When budgeting, guessing at expenses doesn't help. If you aren't sure how much you spend on food each month, find out.

"Often, people over- or underestimate how much they make and how much they spend," says Ritter, who, on top of teaching, is also a CFP for T. Rowe Price. "I have my students write down and track every purchase they make for a month."

The class found that unexpected costs frequently pop up, throwing off their plans. These surprises weren't catastrophes; they were everyday events – holidays, friends' birthdays, car repairs. These moments won't break the bank, Ritter says. But if you're not prepared, they will suck up savings.

Of course, paper-and-pencil budgeting is not for everyone.

"I don't have time to plan everything out," says Mr. Jones, also a CFP. For him, keeping expenses low is about finding alternatives.

"The biggest money drain out there is Friday and Saturday night," Jones says: eating out, parking, movies. "No one wants their social life to suffer because of their wallet," he says. "One trick I learned is: Always eat at home.

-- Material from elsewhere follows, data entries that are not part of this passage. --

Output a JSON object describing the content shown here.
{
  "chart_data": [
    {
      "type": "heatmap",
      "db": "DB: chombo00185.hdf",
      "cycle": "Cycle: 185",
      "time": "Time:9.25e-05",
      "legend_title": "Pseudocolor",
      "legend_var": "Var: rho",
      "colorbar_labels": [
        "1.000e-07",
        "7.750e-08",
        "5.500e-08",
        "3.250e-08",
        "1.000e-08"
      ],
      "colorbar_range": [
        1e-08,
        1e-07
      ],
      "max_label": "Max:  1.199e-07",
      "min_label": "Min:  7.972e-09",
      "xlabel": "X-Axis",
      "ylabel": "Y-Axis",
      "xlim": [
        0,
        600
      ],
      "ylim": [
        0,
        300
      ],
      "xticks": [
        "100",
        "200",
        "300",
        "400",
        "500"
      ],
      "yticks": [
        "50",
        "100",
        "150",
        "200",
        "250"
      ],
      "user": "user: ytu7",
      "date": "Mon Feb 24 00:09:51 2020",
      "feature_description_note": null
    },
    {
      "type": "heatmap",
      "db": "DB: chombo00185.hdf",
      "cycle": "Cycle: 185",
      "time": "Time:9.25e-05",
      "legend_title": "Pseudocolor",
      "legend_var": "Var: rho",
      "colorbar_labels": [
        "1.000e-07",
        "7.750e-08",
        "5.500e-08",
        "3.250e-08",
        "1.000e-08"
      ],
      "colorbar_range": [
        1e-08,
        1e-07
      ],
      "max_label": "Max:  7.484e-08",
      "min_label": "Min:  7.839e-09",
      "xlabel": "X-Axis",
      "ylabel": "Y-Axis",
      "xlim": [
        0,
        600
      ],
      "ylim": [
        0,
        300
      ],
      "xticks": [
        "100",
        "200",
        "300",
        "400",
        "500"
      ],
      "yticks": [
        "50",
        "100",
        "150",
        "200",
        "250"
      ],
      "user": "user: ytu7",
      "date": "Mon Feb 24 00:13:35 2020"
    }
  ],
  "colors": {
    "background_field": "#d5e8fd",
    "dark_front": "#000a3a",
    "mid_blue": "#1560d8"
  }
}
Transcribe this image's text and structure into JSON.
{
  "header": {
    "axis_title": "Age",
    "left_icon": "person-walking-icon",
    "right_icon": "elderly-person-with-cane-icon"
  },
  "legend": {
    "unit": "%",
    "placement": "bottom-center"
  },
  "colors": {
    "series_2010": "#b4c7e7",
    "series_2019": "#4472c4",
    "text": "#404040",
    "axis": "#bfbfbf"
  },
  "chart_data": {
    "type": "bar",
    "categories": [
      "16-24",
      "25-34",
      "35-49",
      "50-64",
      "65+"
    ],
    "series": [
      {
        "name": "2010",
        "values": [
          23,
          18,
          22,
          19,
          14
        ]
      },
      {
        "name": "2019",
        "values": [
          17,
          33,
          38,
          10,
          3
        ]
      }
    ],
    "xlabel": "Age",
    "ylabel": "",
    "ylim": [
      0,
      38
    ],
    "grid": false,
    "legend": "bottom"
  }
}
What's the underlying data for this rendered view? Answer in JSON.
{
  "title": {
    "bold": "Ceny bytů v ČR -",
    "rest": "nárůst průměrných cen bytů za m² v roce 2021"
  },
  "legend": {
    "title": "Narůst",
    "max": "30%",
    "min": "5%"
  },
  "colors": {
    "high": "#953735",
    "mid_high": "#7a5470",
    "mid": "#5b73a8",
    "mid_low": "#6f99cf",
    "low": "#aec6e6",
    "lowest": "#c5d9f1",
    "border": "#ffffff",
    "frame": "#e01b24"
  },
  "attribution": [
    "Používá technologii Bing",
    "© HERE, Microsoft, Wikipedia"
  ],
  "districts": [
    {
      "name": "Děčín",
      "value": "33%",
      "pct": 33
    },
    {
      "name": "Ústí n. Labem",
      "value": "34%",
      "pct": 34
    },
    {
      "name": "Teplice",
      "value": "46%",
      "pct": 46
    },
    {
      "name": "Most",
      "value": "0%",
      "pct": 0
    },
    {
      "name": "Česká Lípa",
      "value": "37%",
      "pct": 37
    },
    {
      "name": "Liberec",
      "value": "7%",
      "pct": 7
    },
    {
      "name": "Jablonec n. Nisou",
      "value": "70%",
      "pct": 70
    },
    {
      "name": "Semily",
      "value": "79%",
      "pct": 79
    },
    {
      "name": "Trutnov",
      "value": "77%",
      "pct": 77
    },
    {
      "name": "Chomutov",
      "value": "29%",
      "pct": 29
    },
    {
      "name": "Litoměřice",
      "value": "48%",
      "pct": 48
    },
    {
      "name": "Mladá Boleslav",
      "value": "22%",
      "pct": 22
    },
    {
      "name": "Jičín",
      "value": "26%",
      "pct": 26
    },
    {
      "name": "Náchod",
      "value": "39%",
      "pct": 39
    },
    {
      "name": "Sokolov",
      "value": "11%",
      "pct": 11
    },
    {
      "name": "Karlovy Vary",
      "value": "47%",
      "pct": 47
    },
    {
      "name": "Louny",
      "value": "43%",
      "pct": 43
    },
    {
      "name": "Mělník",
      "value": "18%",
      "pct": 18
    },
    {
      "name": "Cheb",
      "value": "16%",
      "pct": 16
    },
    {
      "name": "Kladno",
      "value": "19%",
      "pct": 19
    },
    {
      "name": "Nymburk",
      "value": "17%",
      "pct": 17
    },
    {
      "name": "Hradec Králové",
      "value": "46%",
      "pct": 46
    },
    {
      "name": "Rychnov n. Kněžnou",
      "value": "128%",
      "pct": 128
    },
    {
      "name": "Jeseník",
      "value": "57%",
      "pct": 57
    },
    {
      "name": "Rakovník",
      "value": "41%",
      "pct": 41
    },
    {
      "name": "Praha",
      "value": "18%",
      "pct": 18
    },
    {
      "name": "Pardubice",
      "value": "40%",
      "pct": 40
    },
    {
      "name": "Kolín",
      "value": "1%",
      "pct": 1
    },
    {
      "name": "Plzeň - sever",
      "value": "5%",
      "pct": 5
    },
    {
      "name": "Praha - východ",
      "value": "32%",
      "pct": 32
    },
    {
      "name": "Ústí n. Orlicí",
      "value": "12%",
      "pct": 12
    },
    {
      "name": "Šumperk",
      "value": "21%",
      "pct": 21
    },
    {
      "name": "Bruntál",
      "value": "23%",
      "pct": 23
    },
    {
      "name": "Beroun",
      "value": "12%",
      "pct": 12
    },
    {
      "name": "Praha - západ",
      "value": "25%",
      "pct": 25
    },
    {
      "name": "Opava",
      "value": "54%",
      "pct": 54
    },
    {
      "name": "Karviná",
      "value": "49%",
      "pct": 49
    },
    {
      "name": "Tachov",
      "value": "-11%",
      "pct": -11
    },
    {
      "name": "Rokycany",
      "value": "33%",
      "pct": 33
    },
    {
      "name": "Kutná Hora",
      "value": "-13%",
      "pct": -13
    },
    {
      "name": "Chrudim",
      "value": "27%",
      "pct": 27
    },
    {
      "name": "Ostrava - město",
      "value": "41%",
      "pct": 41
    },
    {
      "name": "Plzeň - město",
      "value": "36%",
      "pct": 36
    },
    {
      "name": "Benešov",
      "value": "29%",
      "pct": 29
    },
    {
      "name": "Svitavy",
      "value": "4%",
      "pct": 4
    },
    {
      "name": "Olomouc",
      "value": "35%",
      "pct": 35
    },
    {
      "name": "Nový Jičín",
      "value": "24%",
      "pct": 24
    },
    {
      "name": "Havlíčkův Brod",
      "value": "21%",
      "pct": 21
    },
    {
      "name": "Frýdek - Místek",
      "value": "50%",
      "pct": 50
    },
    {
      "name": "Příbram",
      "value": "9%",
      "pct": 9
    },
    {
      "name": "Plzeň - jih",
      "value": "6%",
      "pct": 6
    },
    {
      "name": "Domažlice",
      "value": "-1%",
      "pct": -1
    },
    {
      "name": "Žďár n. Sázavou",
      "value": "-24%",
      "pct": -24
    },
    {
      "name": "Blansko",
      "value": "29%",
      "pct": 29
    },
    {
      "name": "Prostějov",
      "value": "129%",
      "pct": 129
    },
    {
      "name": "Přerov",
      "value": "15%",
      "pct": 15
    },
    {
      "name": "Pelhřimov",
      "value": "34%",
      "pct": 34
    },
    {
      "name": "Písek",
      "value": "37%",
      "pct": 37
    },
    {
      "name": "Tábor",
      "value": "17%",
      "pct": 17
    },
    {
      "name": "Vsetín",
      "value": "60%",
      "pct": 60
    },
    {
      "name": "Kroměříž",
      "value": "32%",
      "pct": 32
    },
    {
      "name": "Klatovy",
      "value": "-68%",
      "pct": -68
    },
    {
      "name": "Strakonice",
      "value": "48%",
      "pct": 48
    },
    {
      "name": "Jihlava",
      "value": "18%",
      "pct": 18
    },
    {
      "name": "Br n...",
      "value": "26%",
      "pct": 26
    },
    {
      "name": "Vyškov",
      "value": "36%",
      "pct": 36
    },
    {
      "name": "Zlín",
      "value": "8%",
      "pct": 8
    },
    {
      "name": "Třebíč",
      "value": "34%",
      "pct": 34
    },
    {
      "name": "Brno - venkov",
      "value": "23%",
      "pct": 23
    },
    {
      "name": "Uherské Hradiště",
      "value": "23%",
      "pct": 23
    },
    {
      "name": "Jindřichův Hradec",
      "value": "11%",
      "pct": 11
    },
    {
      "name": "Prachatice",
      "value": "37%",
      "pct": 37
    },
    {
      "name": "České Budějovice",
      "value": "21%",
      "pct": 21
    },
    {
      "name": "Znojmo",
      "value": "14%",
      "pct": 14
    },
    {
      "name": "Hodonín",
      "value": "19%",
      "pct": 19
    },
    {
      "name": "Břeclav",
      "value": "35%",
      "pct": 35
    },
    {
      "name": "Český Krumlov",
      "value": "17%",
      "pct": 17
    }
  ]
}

You can meet up with your friends later, but save yourself some money and just cook dinner."

Once you've tackled mandatory ex­­penses – rent, insurance, etc. – Ritter says the next target is the credit card bill.

"If you're not paying off your credit card in full every month, it means there's a broader problem with your spending habits," he says. Paying off a purchase over time can add 20 percent to the cost of an item, he explains. "Think: Is it worth paying more than the price tag just to have it now?"